Luc chap. 9 versets 4 et 5. - Dans quelque maison que vous soyez entrés, demeurez-y et n’en sortez pas. 5Et lorsqu’on ne vous aura pas reçus, sortant de cette ville, secouez la poussière même de vos pieds, en témoignage contre eux. - La première recommandation concernait le départ ; elle inculquait aux Douze cette grave et belle pensée :  « La simplicité est pour le chrétien le meilleur viatique » (Clément d'Alex., Paedag. 2). La seconde, comprise dans ces deux versets, regarde leur séjour dans les localités où ils pénétraient pour prêcher. - Dans quelque maison… Ces mots ne signifient pas que les envoyés de Jésus devaient demander l'hospitalité aux premiers venus (cfr. Matth. 10, 11). Il faut entendre ici la première maison où la prudence leur permettrait de s'établir. - Et n'en sortez pas. Le texte grec primitif dit au contraire « restez-y et sortez-en ». Et pourtant la Vulgate a très bien traduit la pensée de Jésus, car la phrase grecque, prise dans son entier, revient à dire : Faites de cette maison le centre de vos allées et venues dans la localité pour votre ministère, et ne changez pas trop légèrement de domicile. Comp. 10, 7. Ce trait, ainsi arrangé, est une particularité de S. Luc. - Et lorsqu'on ne vous aura pas reçus… L'hypothèse n'était nullement chimérique, Jésus ayant alors des ennemis déclarés qui refuseraient certainement d'accueillir ses disciples, malgré le caractère si hospitalier de l'Orient en général et des Juifs en particulier. Cfr. Schoettgen, Hor. Hebr., 108. - La poussière même de vos pieds. Sur cette action symbolique, voyez l'Evang. selon S. Matth., p. 203.
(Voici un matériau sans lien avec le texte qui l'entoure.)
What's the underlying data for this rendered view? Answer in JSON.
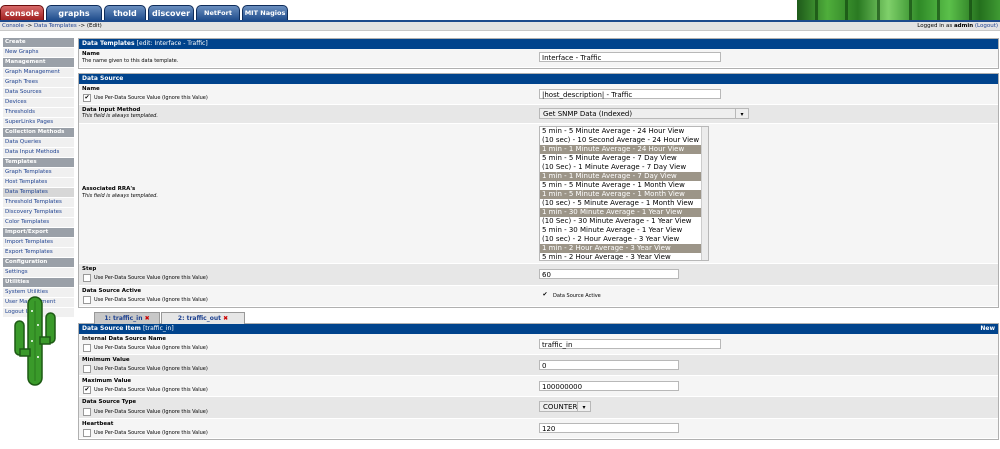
{
  "top_tabs": [
    {
      "label": "console",
      "active": true
    },
    {
      "label": "graphs",
      "active": false
    },
    {
      "label": "thold",
      "active": false
    },
    {
      "label": "discover",
      "active": false
    },
    {
      "label": "NetFort",
      "active": false
    },
    {
      "label": "MIT Nagios",
      "active": false
    }
  ],
  "breadcrumb": {
    "console": "Console",
    "sep1": " -> ",
    "templates": "Data Templates",
    "sep2": " -> ",
    "current": "(Edit)"
  },
  "login": {
    "prefix": "Logged in as ",
    "user": "admin",
    "logout": "(Logout)"
  },
  "sidebar": [
    {
      "type": "head",
      "label": "Create"
    },
    {
      "type": "item",
      "label": "New Graphs"
    },
    {
      "type": "head",
      "label": "Management"
    },
    {
      "type": "item",
      "label": "Graph Management"
    },
    {
      "type": "item",
      "label": "Graph Trees"
    },
    {
      "type": "item",
      "label": "Data Sources"
    },
    {
      "type": "item",
      "label": "Devices"
    },
    {
      "type": "item",
      "label": "Thresholds"
    },
    {
      "type": "item",
      "label": "SuperLinks Pages"
    },
    {
      "type": "head",
      "label": "Collection Methods"
    },
    {
      "type": "item",
      "label": "Data Queries"
    },
    {
      "type": "item",
      "label": "Data Input Methods"
    },
    {
      "type": "head",
      "label": "Templates"
    },
    {
      "type": "item",
      "label": "Graph Templates"
    },
    {
      "type": "item",
      "label": "Host Templates"
    },
    {
      "type": "item",
      "label": "Data Templates",
      "active": true
    },
    {
      "type": "item",
      "label": "Threshold Templates"
    },
    {
      "type": "item",
      "label": "Discovery Templates"
    },
    {
      "type": "item",
      "label": "Color Templates"
    },
    {
      "type": "head",
      "label": "Import/Export"
    },
    {
      "type": "item",
      "label": "Import Templates"
    },
    {
      "type": "item",
      "label": "Export Templates"
    },
    {
      "type": "head",
      "label": "Configuration"
    },
    {
      "type": "item",
      "label": "Settings"
    },
    {
      "type": "head",
      "label": "Utilities"
    },
    {
      "type": "item",
      "label": "System Utilities"
    },
    {
      "type": "item",
      "label": "User Management"
    },
    {
      "type": "item",
      "label": "Logout User"
    }
  ],
  "data_templates": {
    "title": "Data Templates",
    "subtitle": "[edit: Interface - Traffic]",
    "name_label": "Name",
    "name_desc": "The name given to this data template.",
    "name_value": "Interface - Traffic"
  },
  "data_source": {
    "title": "Data Source",
    "name_label": "Name",
    "per_ds": "Use Per-Data Source Value (Ignore this Value)",
    "name_value": "|host_description| - Traffic",
    "input_label": "Data Input Method",
    "templated_desc": "This field is always templated.",
    "input_value": "Get SNMP Data (Indexed)",
    "rra_label": "Associated RRA's",
    "rra_desc": "This field is always templated.",
    "rra_options": [
      {
        "label": "5 min - 5 Minute Average - 24 Hour View",
        "selected": false
      },
      {
        "label": "(10 sec) - 10 Second Average - 24 Hour View",
        "selected": false
      },
      {
        "label": "1 min - 1 Minute Average - 24 Hour View",
        "selected": true
      },
      {
        "label": "5 min - 5 Minute Average - 7 Day View",
        "selected": false
      },
      {
        "label": "(10 Sec) - 1 Minute Average - 7 Day View",
        "selected": false
      },
      {
        "label": "1 min - 1 Minute Average - 7 Day View",
        "selected": true
      },
      {
        "label": "5 min - 5 Minute Average - 1 Month View",
        "selected": false
      },
      {
        "label": "1 min - 5 Minute Average - 1 Month View",
        "selected": true
      },
      {
        "label": "(10 sec) - 5 Minute Average - 1 Month View",
        "selected": false
      },
      {
        "label": "1 min - 30 Minute Average - 1 Year View",
        "selected": true
      },
      {
        "label": "(10 Sec) - 30 Minute Average - 1 Year View",
        "selected": false
      },
      {
        "label": "5 min - 30 Minute Average - 1 Year View",
        "selected": false
      },
      {
        "label": "(10 sec) - 2 Hour Average - 3 Year View",
        "selected": false
      },
      {
        "label": "1 min - 2 Hour Average - 3 Year View",
        "selected": true
      },
      {
        "label": "5 min - 2 Hour Average - 3 Year View",
        "selected": false
      }
    ],
    "step_label": "Step",
    "step_value": "60",
    "active_label": "Data Source Active",
    "active_check_label": "Data Source Active"
  },
  "item_tabs": [
    {
      "label": "1: traffic_in",
      "x": "✖"
    },
    {
      "label": "2: traffic_out",
      "x": "✖"
    }
  ],
  "ds_item": {
    "title": "Data Source Item",
    "subtitle": "[traffic_in]",
    "new_link": "New",
    "internal_label": "Internal Data Source Name",
    "internal_value": "traffic_in",
    "min_label": "Minimum Value",
    "min_value": "0",
    "max_label": "Maximum Value",
    "max_value": "100000000",
    "type_label": "Data Source Type",
    "type_value": "COUNTER",
    "heartbeat_label": "Heartbeat",
    "heartbeat_value": "120",
    "per_ds": "Use Per-Data Source Value (Ignore this Value)"
  }
}
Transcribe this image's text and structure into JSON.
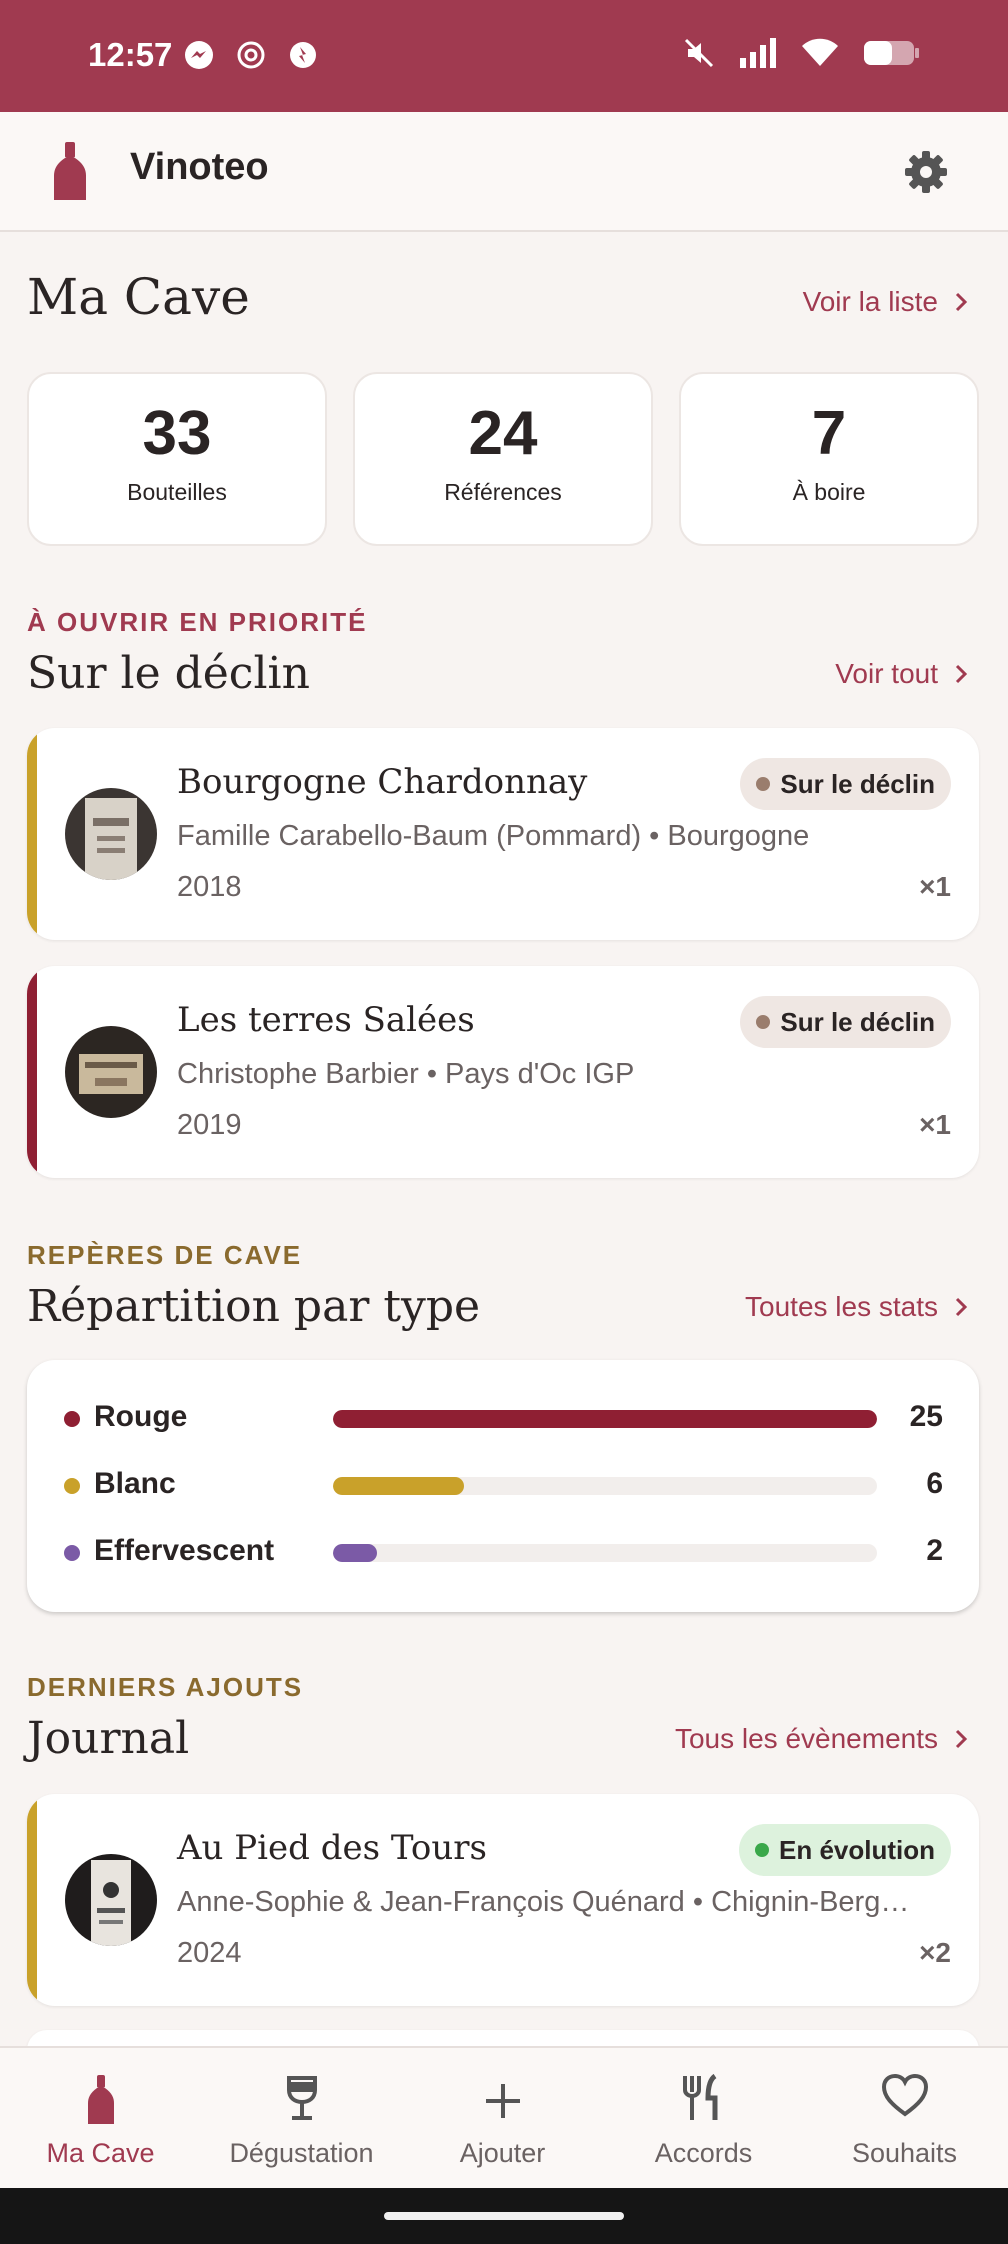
{
  "status_bar": {
    "time": "12:57"
  },
  "app": {
    "title": "Vinoteo"
  },
  "cave": {
    "title": "Ma Cave",
    "link": "Voir la liste",
    "stats": [
      {
        "value": "33",
        "label": "Bouteilles"
      },
      {
        "value": "24",
        "label": "Références"
      },
      {
        "value": "7",
        "label": "À boire"
      }
    ]
  },
  "priority": {
    "overline": "À OUVRIR EN PRIORITÉ",
    "title": "Sur le déclin",
    "link": "Voir tout",
    "items": [
      {
        "name": "Bourgogne Chardonnay",
        "producer": "Famille Carabello-Baum (Pommard) • Bourgogne",
        "year": "2018",
        "qty": "×1",
        "badge": "Sur le déclin",
        "stripe_color": "#c9a12a",
        "badge_bg": "#efe7e3",
        "badge_dot": "#9a7d6d"
      },
      {
        "name": "Les terres Salées",
        "producer": "Christophe Barbier • Pays d'Oc IGP",
        "year": "2019",
        "qty": "×1",
        "badge": "Sur le déclin",
        "stripe_color": "#8f1f33",
        "badge_bg": "#efe7e3",
        "badge_dot": "#9a7d6d"
      }
    ]
  },
  "reperes": {
    "overline": "REPÈRES DE CAVE",
    "title": "Répartition par type",
    "link": "Toutes les stats",
    "rows": [
      {
        "label": "Rouge",
        "count": "25",
        "fraction": 1.0,
        "color": "#8f1f33"
      },
      {
        "label": "Blanc",
        "count": "6",
        "fraction": 0.24,
        "color": "#c9a12a"
      },
      {
        "label": "Effervescent",
        "count": "2",
        "fraction": 0.08,
        "color": "#7b5aa6"
      }
    ]
  },
  "journal": {
    "overline": "DERNIERS AJOUTS",
    "title": "Journal",
    "link": "Tous les évènements",
    "items": [
      {
        "name": "Au Pied des Tours",
        "producer": "Anne-Sophie & Jean-François Quénard • Chignin-Berg…",
        "year": "2024",
        "qty": "×2",
        "badge": "En évolution",
        "stripe_color": "#c9a12a",
        "badge_bg": "#ddf2dd",
        "badge_dot": "#3aa84a"
      }
    ]
  },
  "nav": [
    {
      "label": "Ma Cave",
      "icon": "bottle-icon",
      "active": true
    },
    {
      "label": "Dégustation",
      "icon": "wine-glass-icon",
      "active": false
    },
    {
      "label": "Ajouter",
      "icon": "plus-icon",
      "active": false
    },
    {
      "label": "Accords",
      "icon": "fork-knife-icon",
      "active": false
    },
    {
      "label": "Souhaits",
      "icon": "heart-icon",
      "active": false
    }
  ],
  "colors": {
    "brand": "#a03a50",
    "accent_gold": "#8a6a2e",
    "background": "#f8f4f2"
  }
}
Luc chap. 9 verset 6. - Etant donc partis, ils parcouraient les villages, annonçant l’évangile et guérissant partout. - De concert avec S. Marc, notre évangéliste décrit en peu de mots l’œuvre et le succès des Apôtres durant cette mission. Le trait pittoresque ils parcouraient les villages lui est propre, comme aussi l'adverbe final partout, et l'emploi du verbe annonçant l'évangile. « En tant que docteurs, dit Eusèbe sur ce passage (ap. Cat. D. Thomae), les Douze annonçaient la bonne nouvelle ; en tant que médecins ils guérissaient, confirmant leur prédication par leurs miracles ».